精神障がい、性的違和の知暖が学んだ「真実の愛」と「人生の正解」を目指す道

苦手だった子もいる。大人になった今でも似たような人間関係の傾向で、学校や施設などで付き合いがあると、苦手意識があっても、共通の趣味がある以上、仲良くしてしまう。クラスメイトの、児童会長的な女子。うちの学校は児童会長という言葉や会長選挙はなく、運営委員会委員長って感じだった。

その女子は、親が婿取りの家で、両親が結婚したとき、父親が母親の名字を名乗った。当時は母親が年上である友達の家でも、父親の名字を継承していき、その家だけなんか他と違う、女性配偶者(妻・母親)の強さや権力のようなものを感じた。

その女子の気に入らないことや不満は結構あって、自分は理不尽な扱いをまわりからうけた。その子は、学生時代は先生に叱られた経験はないそうだ。本人は家庭で、親には妹との喧嘩で怒られたくらいで、児童会長的ポジションからわかる通り、普段からきちんとした女子。

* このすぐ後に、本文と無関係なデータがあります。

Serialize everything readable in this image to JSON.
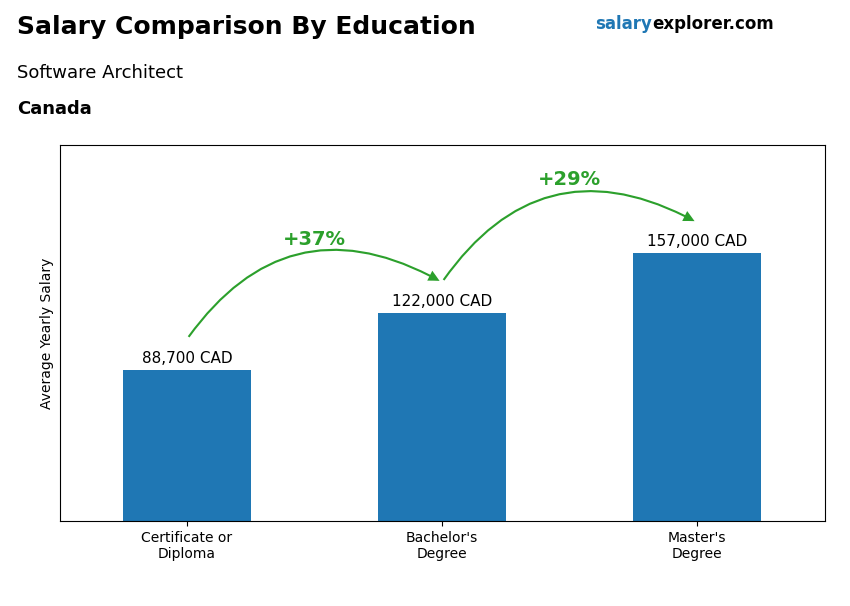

気に入らなかったことは、椅子の脚に、自分の足の指を挟んでしまい、痛がっていたら、その子に大きな声で笑われた。少しニュアンスが違うかもしれないが「不幸を笑った」と思った。自分はそれが嫌で騒いでいたら、自分がしんじ先生に叱られた。

他にもまだまだある。旧市街地の再活性化を考える授業で、自分が出した案をパクられた。その子に悪意はないと今は思うが、自分は相当頭にきた。このとき確か、その子の首を絞めた。その子は泣いた。もちろん子どもの自分には、傷つけるつもりはなく、絞めたというよりは首を手で押さえた感じ。

他にもありそうだが、その子に対する不満は割と多く、勉強を妨害するため、髪の毛を結んだ。ヘアゴムで縛るのではなく、髪1本を手で結んで絡ませた感じ。当時はそれほどまでに自分の感情を制御できなかった。

その子が優等生扱いを受けていて、叱られるようなイメージがなかった分、その子がこっちにとっての意地悪なことをしてきたとき、相手が悪いと自分は思うのに、いつも自分が叱られたこと。相当不満に思っている。当時の認識は、その子が「えこひいき」されていると感じた。理不尽さや不平等さを感じた。またニュアンスが違うかもしれないが、叱られないための何かを持っていると思う。

その子は、中学校では生徒会長になった。自分と同じ小学校出身者から生徒会長がデビューしたことは当時嬉しかった。でも、今となっては、その嬉しさは、よくわからない気持ち。

母親は美容院を経営していたが、本人の将来の夢は、飼っていたウサギの病気を見つけられなかったことがきっかけで、獣医になると決意したらしい。もう獣医学の道へ進んでいたとしたら、今の僕は本当に同級生に置いて行かれていると思う。